Scientific Data (Nov 2024)

A benchmark for domain adaptation and generalization in smartphone-based human activity recognition

  • Otávio Napoli,
  • Dami Duarte,
  • Patrick Alves,
  • Darlinne Hubert Palo Soto,
  • Henrique Evangelista de Oliveira,
  • Anderson Rocha,
  • Levy Boccato,
  • Edson Borin

DOI
https://doi.org/10.1038/s41597-024-03951-4
Journal volume & issue
Vol. 11, no. 1
pp. 1 – 16

Abstract

Read online

Abstract Human activity recognition (HAR) using smartphone inertial sensors, like accelerometers and gyroscopes, enhances smartphones’ adaptability and user experience. Data distribution from these sensors is affected by several factors including sensor hardware, software, device placement, user demographics, terrain, and more.

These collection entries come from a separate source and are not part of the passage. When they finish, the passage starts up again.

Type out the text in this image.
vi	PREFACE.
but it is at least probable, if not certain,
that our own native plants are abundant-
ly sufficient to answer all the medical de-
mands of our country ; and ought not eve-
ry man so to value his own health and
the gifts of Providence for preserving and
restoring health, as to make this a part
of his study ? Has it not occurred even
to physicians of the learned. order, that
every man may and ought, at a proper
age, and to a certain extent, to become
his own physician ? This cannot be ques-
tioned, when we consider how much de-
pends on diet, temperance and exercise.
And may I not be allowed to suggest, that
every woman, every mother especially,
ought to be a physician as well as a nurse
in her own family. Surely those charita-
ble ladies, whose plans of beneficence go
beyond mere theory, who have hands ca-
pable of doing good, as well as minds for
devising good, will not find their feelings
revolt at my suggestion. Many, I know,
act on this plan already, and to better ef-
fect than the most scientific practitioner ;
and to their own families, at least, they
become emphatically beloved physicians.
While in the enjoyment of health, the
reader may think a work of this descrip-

Most datasets focus on providing variability in user and (sometimes) device placement, limiting domain adaptation and generalization studies. Consequently, models trained on one dataset often perform poorly on others. Despite many publicly available HAR datasets, cross-dataset generalization remains challenging due to data format incompatibilities, such as differences in measurement units, sampling rates, and label encoding. Hence, we introduce the DAGHAR benchmark, a curated collection of datasets for domain adaptation and generalization studies in smartphone-based HAR. We standardized six datasets in terms of accelerometer units, sampling rate, gravity component, activity labels, user partitioning, and time window size, removing trivial biases while preserving intrinsic differences. This enables controlled evaluation of model generalization capabilities. Additionally, we provide baseline performance metrics from state-of-the-art machine learning models, crucial for comprehensive evaluations of generalization in HAR tasks.